After reading this microsoft article about when to use properties and methods, I'm a little bit confused.

At the example at the bottom they say:

The following code example shows a complete application that assumes that a property access is computationally inexpensive. The EmployeeData class incorrectly defines a property that returns a copy of an array.

specifically

The EmployeeData class incorrectly defines a property that returns a copy of an array.

What would be the right way to do it?

fiddle of the example code

This is just a guideline, but your properties should be as lightweight as possible. Copying an array, just like in the example, is quite expansive for a property. It should be a method. This way, anyone using this code knows it could take a bit of time. Properties usually reflect accessors for private fields, so people expect it to return almost immediately. Hope this makes sense.

The property is "incorrect" because the code inside it is slow.

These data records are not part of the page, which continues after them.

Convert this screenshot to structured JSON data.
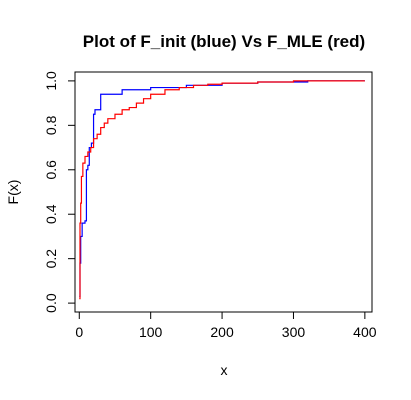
{
  "chart_data": {
    "type": "line",
    "title": "Plot of F_init (blue) Vs F_MLE (red)",
    "xlabel": "x",
    "ylabel": "F(x)",
    "xlim": [
      -6,
      410
    ],
    "ylim": [
      -0.04,
      1.04
    ],
    "xticks": [
      "0",
      "100",
      "200",
      "300",
      "400"
    ],
    "yticks": [
      "0.0",
      "0.2",
      "0.4",
      "0.6",
      "0.8",
      "1.0"
    ],
    "grid": false,
    "legend": "none",
    "series": [
      {
        "color": "#0000FF",
        "x": [
          0,
          1,
          1,
          2,
          2,
          4,
          4,
          8,
          8,
          10,
          10,
          12,
          12,
          14,
          14,
          17,
          17,
          20,
          20,
          22,
          22,
          30,
          30,
          60,
          60,
          100,
          100,
          150,
          150,
          200,
          200,
          250,
          250,
          320,
          320,
          400
        ],
        "y": [
          0.03,
          0.03,
          0.18,
          0.18,
          0.3,
          0.3,
          0.36,
          0.36,
          0.37,
          0.37,
          0.6,
          0.6,
          0.62,
          0.62,
          0.7,
          0.7,
          0.72,
          0.72,
          0.85,
          0.85,
          0.87,
          0.87,
          0.94,
          0.94,
          0.96,
          0.96,
          0.97,
          0.97,
          0.98,
          0.98,
          0.99,
          0.99,
          0.995,
          0.995,
          1.0,
          1.0
        ]
      },
      {
        "color": "#FF0000",
        "x": [
          0,
          1,
          1,
          2,
          2,
          3,
          3,
          5,
          5,
          8,
          8,
          12,
          12,
          16,
          16,
          20,
          20,
          25,
          25,
          30,
          30,
          35,
          35,
          40,
          40,
          50,
          50,
          60,
          60,
          70,
          70,
          80,
          80,
          90,
          90,
          100,
          100,
          120,
          120,
          140,
          140,
          160,
          160,
          180,
          180,
          200,
          200,
          250,
          250,
          300,
          300,
          400
        ],
        "y": [
          0.02,
          0.02,
          0.36,
          0.36,
          0.45,
          0.45,
          0.57,
          0.57,
          0.63,
          0.63,
          0.66,
          0.66,
          0.68,
          0.68,
          0.7,
          0.7,
          0.74,
          0.74,
          0.76,
          0.76,
          0.79,
          0.79,
          0.81,
          0.81,
          0.83,
          0.83,
          0.85,
          0.85,
          0.87,
          0.87,
          0.88,
          0.88,
          0.9,
          0.9,
          0.92,
          0.92,
          0.94,
          0.94,
          0.96,
          0.96,
          0.97,
          0.97,
          0.98,
          0.98,
          0.985,
          0.985,
          0.99,
          0.99,
          0.995,
          0.995,
          1.0,
          1.0
        ]
      }
    ]
  }
}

public EmployeeRecord[] Employees
{
    get 
    {
        return CopyEmployeeRecords();   // slow code in property - bad
    }
}

Instead, write a method:

public EmployeeRecord[] Employees()
{
    return CopyEmployeeRecords();       // slow code in method - ok
}

The section

use a method, rather than a property, in the following situations.

in the article you were reading tells you to use a method instead of a property of the property returns an array.

So the right way to do this would be creating a method to copy the array.